They are three letters. They are chanted in succession. They are shouted again and again. One-two-three. One-two-three. When the chants echo through a stadium or arena, either at the outset of a game or to cap off a victory, the opposing fans cross their arms and roll their eyes. They probably want to take off their shoes and throw them at the closest smug dickhole chanting the letters to shut their stupid chanting faces up. These letters are infuriating to opposing fans–they may be the most obnoxious letters an opposing fan could possibly hear.
“Shut up. JUST SHUT UP. Stupid hillbillies. Fat idiots. Go eat fried food and be racist, you ignorant assholes, with your sense of entitlement and superiority,” the opposing fans think as the three letters continue to resound.
The letters I’m referring to, of course, are U-S-A, U-S-A.
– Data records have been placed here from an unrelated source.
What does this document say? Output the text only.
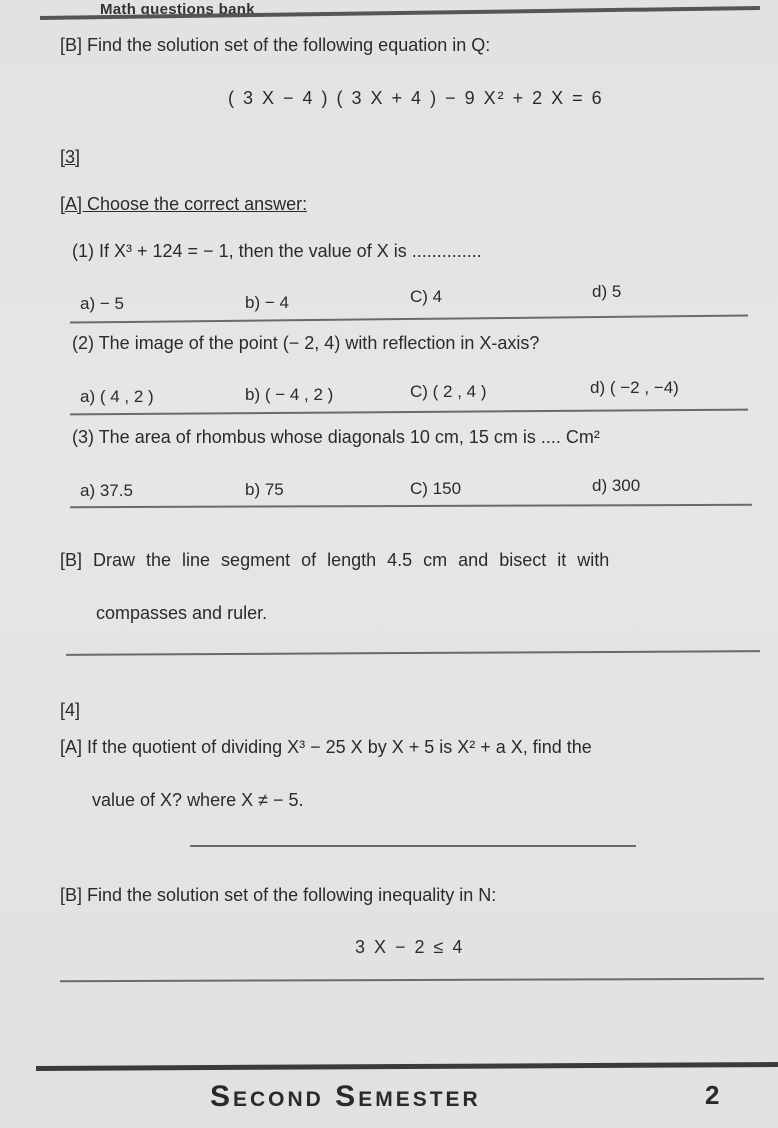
Math questions bank
[B] Find the solution set of the following equation in Q:
( 3 X − 4 ) ( 3 X + 4 ) − 9 X² + 2 X = 6
[3]
[A] Choose the correct answer:
(1) If X³ + 124 = − 1, then the value of X is ..............
a) − 5	b) − 4	C) 4	d) 5
(2) The image of the point (− 2, 4) with reflection in X-axis?
a) ( 4 , 2 )	b) ( − 4 , 2 )	C) ( 2 , 4 )	d) ( −2 , −4)
(3) The area of rhombus whose diagonals 10 cm, 15 cm is .... Cm²
a) 37.5	b) 75	C) 150	d) 300
[B] Draw the line segment of length 4.5 cm and bisect it with
compasses and ruler.
[4]
[A] If the quotient of dividing X³ − 25 X by X + 5 is X² + a X, find the
value of X? where X ≠ − 5.
[B] Find the solution set of the following inequality in N:
3 X − 2 ≤ 4
Second Semester	2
If you’re not American, you hate that chant. If you are (hashtag) blessed enough to be a citizen, you love it. You can’t get enough of it. You know it’s kind of dumb, but in a way, that’s what makes the chant so great. It’s simple, easy, fun to do, and it pisses off people who aren’t on your side. A lot. Holy shit, it’s fantastic.
Exchange U-S-A for S-E-C and you have the exact same reaction opposing fans have to the SEC chant, and the reasons why fans of the Southeastern Conference love chanting their conference’s letters so much. It’s simple, easy, fun to do, and it pisses off people who aren’t on our side. A lot.
Last week, as the SEC’s Tennessee Volunteers were closing out their NCAA tournament play-in game against the Big Ten’s Iowa Hawkeyes, Vols fans started chanting S-E-C.
The chanting drew derision from a number of people who thought it was lame, downright stupid, and sad to chant the SEC’s letters in celebration of such a meager victory. After winning a big game (apparently that particular game wasn’t a big enough postseason contest) or the national championship is one thing, but a simple play-in game? GET OVER YOURSELVES, YOU FUCKING LOSERS WHO ACTUALLY JUST WON. CELEBRATE IN A WAY THAT PLEASES ME, AS A PERSON WHO DID NOT JUST WIN AND IS NOT A PART OF YOUR FAN BASE.
This begs the question, when is it and when isn’t it appropriate to chant S-E-C? Is it okay after a championship? What about while climaxing on the chest of a girl who attends a school in a different conference? (Yes and yes). As an SEC fan myself–albeit a relatively new one–I’ve decided to lay out when chanting S-E-C is warranted for SEC fans.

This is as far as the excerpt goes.